5 wires (assuming rectifier and voltage regulator is in external enclosure):
1) ac mains gnd
2) voltage regulator gnd
3) +Vdc preamp
4) -Vdc preamp
5) +48 vdc phantom power
If power supply components ( like rectifier, filter caps, regulator and such) are located in preamp chassis that star ground point is their ground point.
mic transformer and preamp circuits also use that star ground point. Star does not have to be super perfect...there can be a little cheating, for instance low side of mic transformer secondary can go to preamp circuit ground near it's input instead of to star ground point. but there should be a ground wire from star ground point on preamp chassis to preamp circuit ground. so yes, preamp circuit gnd will get gnd wire #2 (see above) AND wire to preamp star gnd point.
Pin 1 of xlr connectors should go to star ground point, not chassis. I know that sounds unusual but it works best, especially with phantom powered mics.
Pin 3 of output xlr can just be joined to pin 1 and it's wire to star ground point.
Output xlr pin 2 is the hot pin.
The ground for pots can go to preamp circuit ground near where the wiper goes.

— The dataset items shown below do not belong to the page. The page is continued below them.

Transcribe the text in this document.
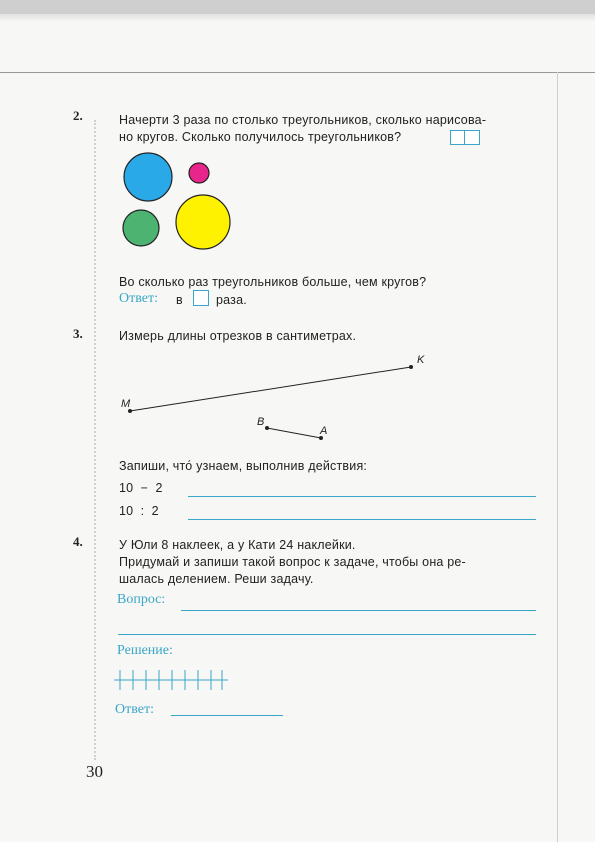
2.	Начерти 3 раза по столько треугольников, сколько нарисова-
но кругов. Сколько получилось треугольников?
Во сколько раз треугольников больше, чем кругов?
Ответ: в	раза.
3.	Измерь длины отрезков в сантиметрах.
M
K
B
A
Запиши, что́ узнаем, выполнив действия:
10  −  2
10  :  2
4.	У Юли 8 наклеек, а у Кати 24 наклейки.
Придумай и запиши такой вопрос к задаче, чтобы она ре-
шалась делением. Реши задачу.
Вопрос:
Решение:
Ответ:
30
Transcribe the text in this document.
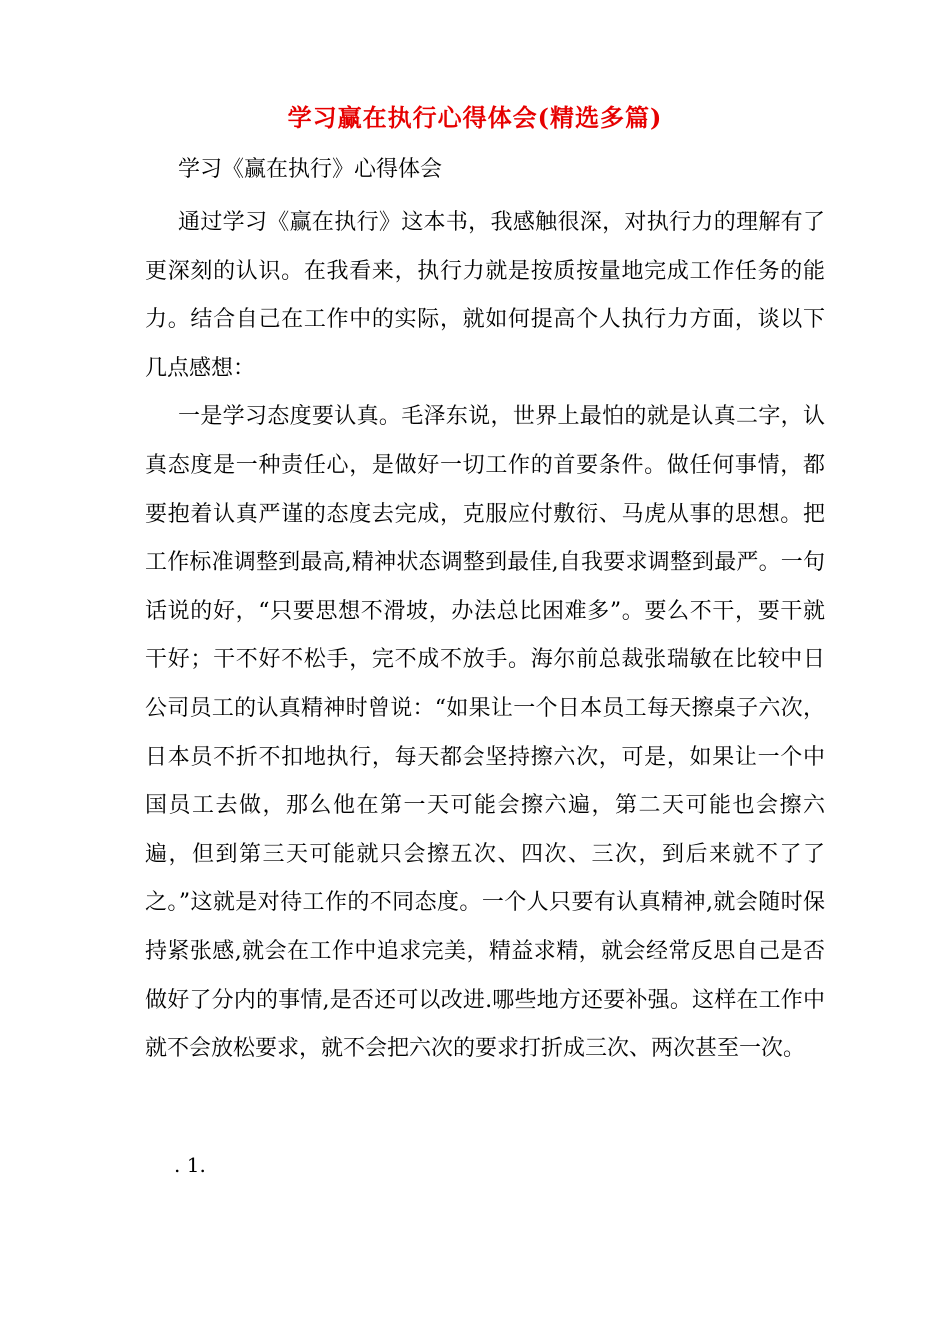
学习赢在执行心得体会(精选多篇)
学习《赢在执行》心得体会

通过学习《赢在执行》这本书，我感触很深，对执行力的理解有了更深刻的认识。在我看来，执行力就是按质按量地完成工作任务的能力。结合自己在工作中的实际，就如何提高个人执行力方面，谈以下几点感想：

一是学习态度要认真。毛泽东说，世界上最怕的就是认真二字，认真态度是一种责任心，是做好一切工作的首要条件。做任何事情，都要抱着认真严谨的态度去完成，克服应付敷衍、马虎从事的思想。把工作标准调整到最高,精神状态调整到最佳,自我要求调整到最严。一句话说的好，“只要思想不滑坡，办法总比困难多”。要么不干，要干就干好；干不好不松手，完不成不放手。海尔前总裁张瑞敏在比较中日公司员工的认真精神时曾说：“如果让一个日本员工每天擦桌子六次，日本员不折不扣地执行，每天都会坚持擦六次，可是，如果让一个中国员工去做，那么他在第一天可能会擦六遍，第二天可能也会擦六遍，但到第三天可能就只会擦五次、四次、三次，到后来就不了了之。”这就是对待工作的不同态度。一个人只要有认真精神,就会随时保持紧张感,就会在工作中追求完美，精益求精，就会经常反思自己是否做好了分内的事情,是否还可以改进.哪些地方还要补强。这样在工作中就不会放松要求，就不会把六次的要求打折成三次、两次甚至一次。

. 1.
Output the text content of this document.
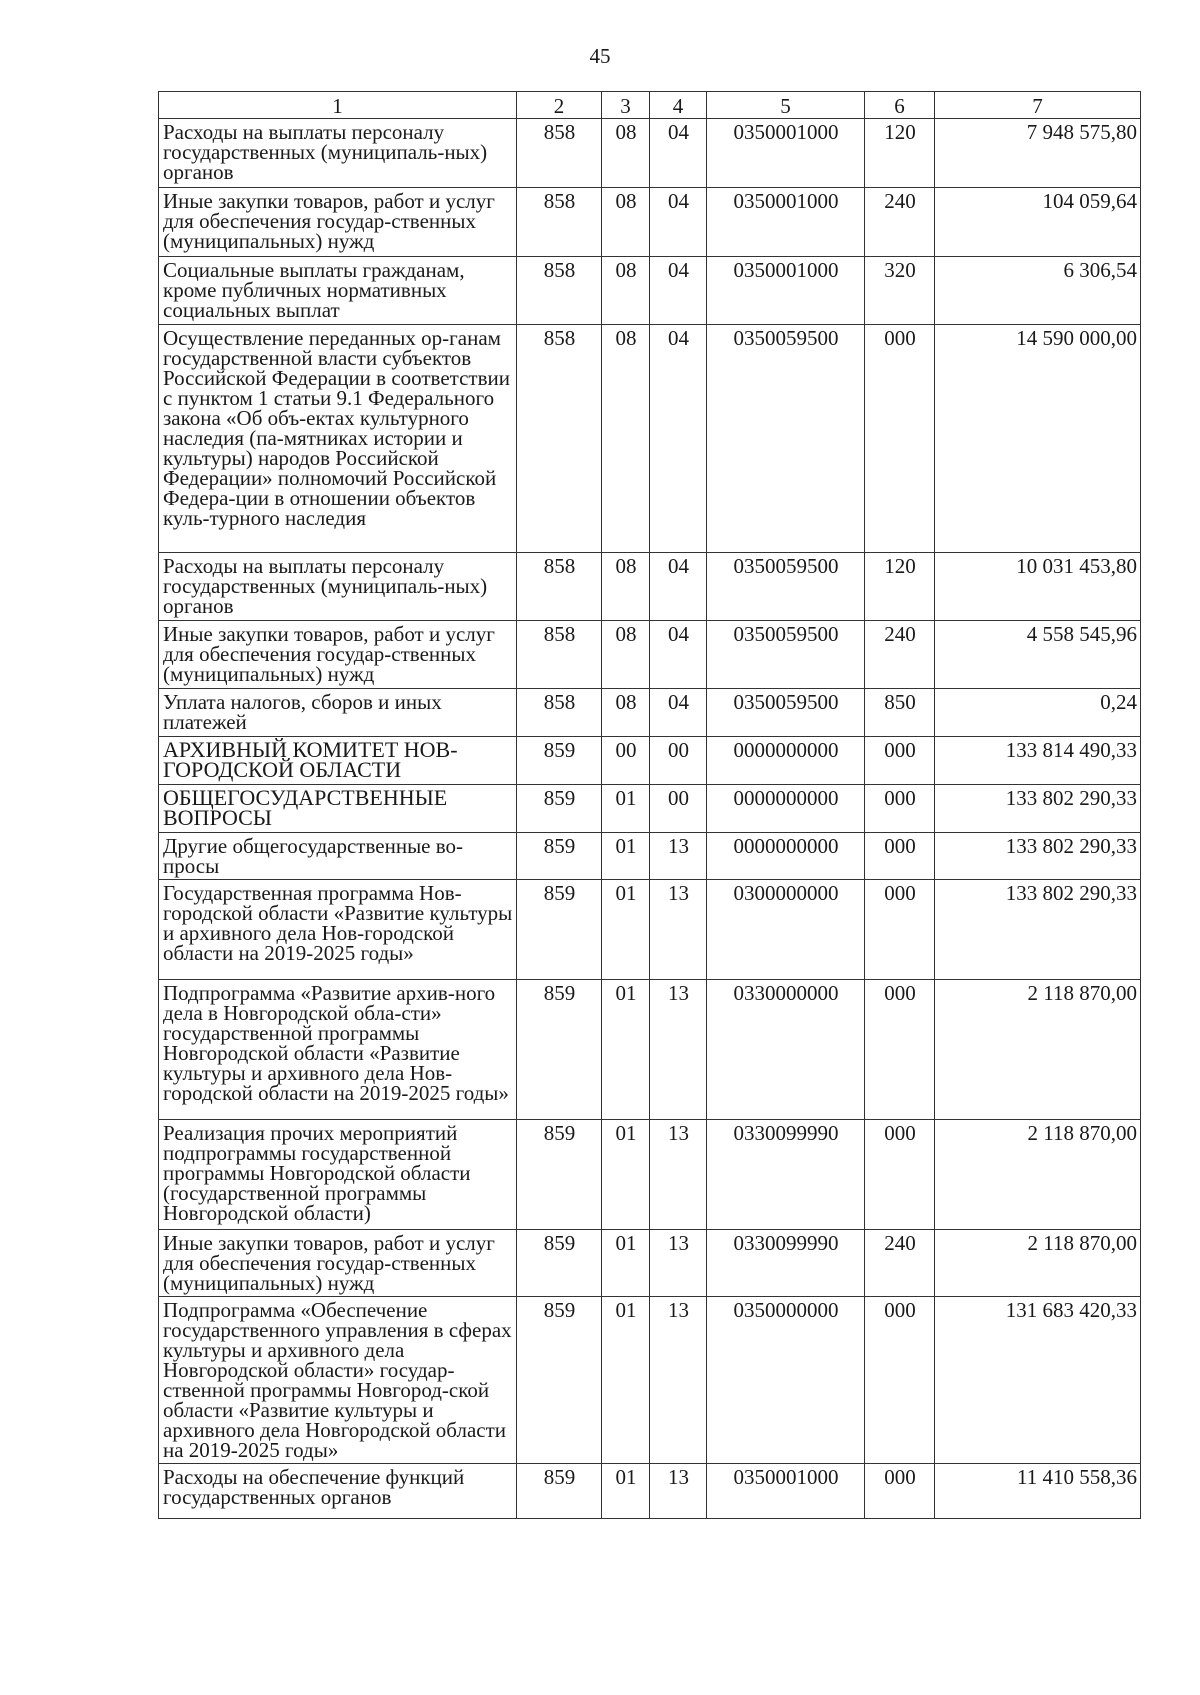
45
1	2	3	4	5	6	7
Расходы на выплаты персоналу государственных (муниципаль-ных) органов	858	08	04	0350001000	120	7 948 575,80
Иные закупки товаров, работ и услуг для обеспечения государ-ственных (муниципальных) нужд	858	08	04	0350001000	240	104 059,64
Социальные выплаты гражданам, кроме публичных нормативных социальных выплат	858	08	04	0350001000	320	6 306,54
Осуществление переданных ор-ганам государственной власти субъектов Российской Федерации в соответствии с пунктом 1 статьи 9.1 Федерального закона «Об объ-ектах культурного наследия (па-мятниках истории и культуры) народов Российской Федерации» полномочий Российской Федера-ции в отношении объектов куль-турного наследия	858	08	04	0350059500	000	14 590 000,00
Расходы на выплаты персоналу государственных (муниципаль-ных) органов	858	08	04	0350059500	120	10 031 453,80
Иные закупки товаров, работ и услуг для обеспечения государ-ственных (муниципальных) нужд	858	08	04	0350059500	240	4 558 545,96
Уплата налогов, сборов и иных платежей	858	08	04	0350059500	850	0,24
АРХИВНЫЙ КОМИТЕТ НОВ-ГОРОДСКОЙ ОБЛАСТИ	859	00	00	0000000000	000	133 814 490,33
ОБЩЕГОСУДАРСТВЕННЫЕ ВОПРОСЫ	859	01	00	0000000000	000	133 802 290,33
Другие общегосударственные во-просы	859	01	13	0000000000	000	133 802 290,33
Государственная программа Нов-городской области «Развитие культуры и архивного дела Нов-городской области на 2019-2025 годы»	859	01	13	0300000000	000	133 802 290,33
Подпрограмма «Развитие архив-ного дела в Новгородской обла-сти» государственной программы Новгородской области «Развитие культуры и архивного дела Нов-городской области на 2019-2025 годы»	859	01	13	0330000000	000	2 118 870,00
Реализация прочих мероприятий подпрограммы государственной программы Новгородской области (государственной программы Новгородской области)	859	01	13	0330099990	000	2 118 870,00
Иные закупки товаров, работ и услуг для обеспечения государ-ственных (муниципальных) нужд	859	01	13	0330099990	240	2 118 870,00
Подпрограмма «Обеспечение государственного управления в сферах культуры и архивного дела Новгородской области» государ-ственной программы Новгород-ской области «Развитие культуры и архивного дела Новгородской области на 2019-2025 годы»	859	01	13	0350000000	000	131 683 420,33
Расходы на обеспечение функций государственных органов	859	01	13	0350001000	000	11 410 558,36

Preamp output to pot, then to output xlr is to be avoided unless 1kohm or less, like 600 ohm. If due to ouput pot rotation position the impedance (resistance) is more than 1 khom the air and even some impact will be lost and that loss will depend on length and capacitance of cable connection output to next piece of gear.
Note: within preamp chassis all circuit ground wires should be neat and as much as possible run together....can be twisited together or kept
together with cable ties.
Once you do as described here you will have no hum contributed by power supply circuit or lack of sheilding. You can then try cheating to see what you can get away with. For instance, maybe you can put toroidal power transformer in mic pre chassis located away from mic transformer and preamp circuits. Try toroidal transformer connected with 14 inch wires so you can try different positions and rotations...even on edge (that is, standing up instead of lying flat).
I am attaching pics showing mic pre card in 1U rack chassis with toroidal power transformer. Note toroidal transformer is as far as can be from mic pre circuit. Even so it had to be rotated to find lowest hum/buzz position and wrapped in a band of mu metal. Voltage regulator gnd on it's pcb had to be connected to chassis at mic preamp rather than more direct route on same pcb running past transformer to same point as mains gnd is connected which is connected to chassis.
The pdf sketch is not complete...just conceptual.